Day One – an unexpected chapter

I was prepped for surgery around 8:30AM, having arrived at the hospital at 8 AM. Gradually throughout the morning, I was given different lines – IV’s for fluid, pain medications, and finally around 10:30 AM I was fitted with a central line in my jugular. By mid-morning, I was pretty well a showcase for a patient fully encompassed in surgical preparation. I remember the nurse checking in with us at around noon, and she said to us – Libby, Alex & Sue – that they were cleaning up the OR and I would be moving in soon. I remember looking at the clock in the room and it was around 12:20 PM.
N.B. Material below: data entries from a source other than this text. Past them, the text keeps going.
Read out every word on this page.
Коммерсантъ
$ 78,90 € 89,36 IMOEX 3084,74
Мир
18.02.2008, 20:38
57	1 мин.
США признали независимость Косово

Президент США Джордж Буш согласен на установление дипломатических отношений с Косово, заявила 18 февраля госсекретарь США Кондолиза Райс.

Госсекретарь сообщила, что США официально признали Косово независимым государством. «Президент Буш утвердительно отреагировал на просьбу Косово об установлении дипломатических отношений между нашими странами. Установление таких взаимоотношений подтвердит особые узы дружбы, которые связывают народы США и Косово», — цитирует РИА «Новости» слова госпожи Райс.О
I awoke to a voice that kept saying repeatedly, “Just try to breathe, try to breathe,” repeatedly as I suddenly felt an immeasurable pain in my chest that I could only imagine someone had ripped apart my sternum.  Though it had been done methodically at the hands of one of the finest cardio surgeons in the game, Dr. Timothy Kroshus. Apparently he had been successful because I was waking up. Around six hours had flown by since that last moment of glancing at the clock in the prep room. I could see Sue standing nearby, the kids in the background, as I was surrounded by medical staff, reading monitors while talking with one another, while holding me down so I wouldn’t seizure right out of the hospital bed with the excruciating pain. I kept hearing “breathe” as I tried to suck air, and heard myself finally utter the words, “I just want to breathe!”

The next two or three hours were dedicated to stabilizing this 53 year old heart patient. The process meant hands on my shoulders holding me down, with repeated assurances that everything was ok and that I was in the post-operative phase after having open heart surgery, and did I know my name. I’m pretty sure I got it right because they continued to work on me rather than run away in fear of misidentifying their patient. Sometime in those early moments Sue came up to the bed and held my hand, and I whispered to her that I didn’t feel like I was up to having any additional visitors tonight. I was feeling absurdly wracked with horrendous pain, and mildly embarrassed that I was letting any visitors down by sending them home. I soon got over it as the next wave of pain shut me down, and the nurse gave me morphine to settle my nerves, head, limbs for the next fifteen or twenty minutes. The course of the night followed that pattern throughout the next six hours. At one time two nurses came into my room and told me they were going to shift my position in the bed. Please understand, that the pain was so severe, I thought if I moved I would literally split apart. However, the moment occurred and when they lifted me off the bed, I suddenly felt instant bliss, suspended in air. I realized later that the actual action of lifting me was naturally pulling my chest together, recalling that my chest had been surgically split apart 10 hours earlier.

I was now in the hands of a night nurse, who monitored my initial recovery with precision and care, giving me pain meds on a regular basis. Finally, around 3 AM I seemed to take a turn for the better, and the medication began to feel regulated. I could actually request a medication after being asked what the severity of pain was. “What is your pain, between 1 and 10?” I said “10” without consequence. By around 5 or 6 AM I was able to say, ” Well maybe, 8 or 9.” That level remained consistent over the next 24 hours.